Fluency is not evidence of quality

AI-generated text is grammatically correct, well-structured, and coherent, but none of that tells you whether the content is accurate or well-reasoned. Fluency has become noise: unusually convincing noise that exploits the cognitive habits readers have developed, where clarity once signalled genuine thinking. That instinct is now a liability.

AI-generated text is fluent: grammatically correct, well-structured, and coherent. And this is a problem, although not for the reason that’s commonly considered.

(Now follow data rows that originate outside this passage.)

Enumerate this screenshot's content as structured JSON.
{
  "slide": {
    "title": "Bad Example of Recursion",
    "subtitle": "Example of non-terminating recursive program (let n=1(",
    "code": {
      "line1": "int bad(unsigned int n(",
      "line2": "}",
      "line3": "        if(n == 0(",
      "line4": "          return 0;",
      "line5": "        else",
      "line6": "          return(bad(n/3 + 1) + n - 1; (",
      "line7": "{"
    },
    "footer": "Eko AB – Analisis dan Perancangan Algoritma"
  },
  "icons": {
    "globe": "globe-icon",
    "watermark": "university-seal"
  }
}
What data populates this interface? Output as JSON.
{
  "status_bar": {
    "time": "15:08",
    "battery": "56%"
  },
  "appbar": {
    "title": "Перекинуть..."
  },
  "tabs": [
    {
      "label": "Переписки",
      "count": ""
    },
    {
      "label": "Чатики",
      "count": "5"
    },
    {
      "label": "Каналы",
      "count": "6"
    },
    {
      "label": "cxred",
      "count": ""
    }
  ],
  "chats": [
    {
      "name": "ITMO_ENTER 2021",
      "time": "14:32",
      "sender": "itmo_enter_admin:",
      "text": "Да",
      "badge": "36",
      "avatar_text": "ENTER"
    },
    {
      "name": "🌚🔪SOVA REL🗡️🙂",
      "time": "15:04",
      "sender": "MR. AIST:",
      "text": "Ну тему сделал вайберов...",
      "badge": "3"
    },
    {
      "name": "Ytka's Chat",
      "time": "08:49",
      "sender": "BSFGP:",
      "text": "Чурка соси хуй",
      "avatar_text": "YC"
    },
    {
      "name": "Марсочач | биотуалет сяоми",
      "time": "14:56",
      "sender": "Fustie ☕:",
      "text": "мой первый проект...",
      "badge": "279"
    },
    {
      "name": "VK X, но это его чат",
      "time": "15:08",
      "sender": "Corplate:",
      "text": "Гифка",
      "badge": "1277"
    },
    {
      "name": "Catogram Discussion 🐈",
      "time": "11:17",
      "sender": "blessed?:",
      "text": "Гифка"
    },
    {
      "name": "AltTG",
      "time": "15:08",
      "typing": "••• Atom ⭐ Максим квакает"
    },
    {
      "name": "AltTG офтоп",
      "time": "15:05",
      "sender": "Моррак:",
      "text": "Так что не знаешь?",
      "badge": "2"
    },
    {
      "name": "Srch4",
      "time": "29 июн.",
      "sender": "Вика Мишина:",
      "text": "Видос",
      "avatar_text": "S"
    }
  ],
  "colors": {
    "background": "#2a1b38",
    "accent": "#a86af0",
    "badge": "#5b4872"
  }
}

The concern isn’t that fluent text signals AI authorship. It’s that fluency signals quality — that the underlying idea is sound.

Fluency says nothing about whether a claim is right or wrong, regardless of who or what generated the claim. A language model produces well-formed prose independent of whether its content is accurate, well-reasoned, or even meaningful. The words cohere. The argument moves forward. Nothing on the surface signals what lies beneath.

The practical implication is that fluency needs to be filtered out entirely, treated as irrelevant to the question of quality. Confident delivery is irrelevant to whether a speaker’s facts are correct; fluency is irrelevant to whether a claim is sound. The test isn’t “does this read well?” but “is this true?”

The response that’s emerged in AI literacy frameworks is to teach the ability to evaluate AI outputs: spotting hallucinations, checking citations, identifying logical gaps. This is an argument I’ve made myself, and it was reasonable at the time.

But it assumes the quality gap between AI and expert output is stable. It is not. The models available now are materially better than those available two years ago, and the trajectory is consistent. What happens when AI output is PhD-level across every artefact we might care to measure: citations accurate, reasoning sound, evidence appropriately qualified?

Evaluating model output doesn’t work in that world. It’s a temporary fix that relies on a gap that is closing. Today an AI might hallucinate a reference if the user doesn’t know what they’re doing; tomorrow it won’t. The question isn’t how to identify current failure modes. It’s what you’ll do when those failure modes are gone.

Output quality is not a stable criterion. Treating fluency — at any level of quality — as signal is a dead end.

Reading fluent prose unaffected by its fluency runs against deep cognitive habits. The brain finds coherent text convincing. And that instinct isn’t irrational; in student writing especially, fluency was a reasonable trace of genuine engagement with ideas. A student who wrote clearly had usually thought clearly. That relationship no longer holds, and the instinct it trained is now a liability.

Fluency and output quality are no longer signals. They’re noise, and unusually convincing noise at that.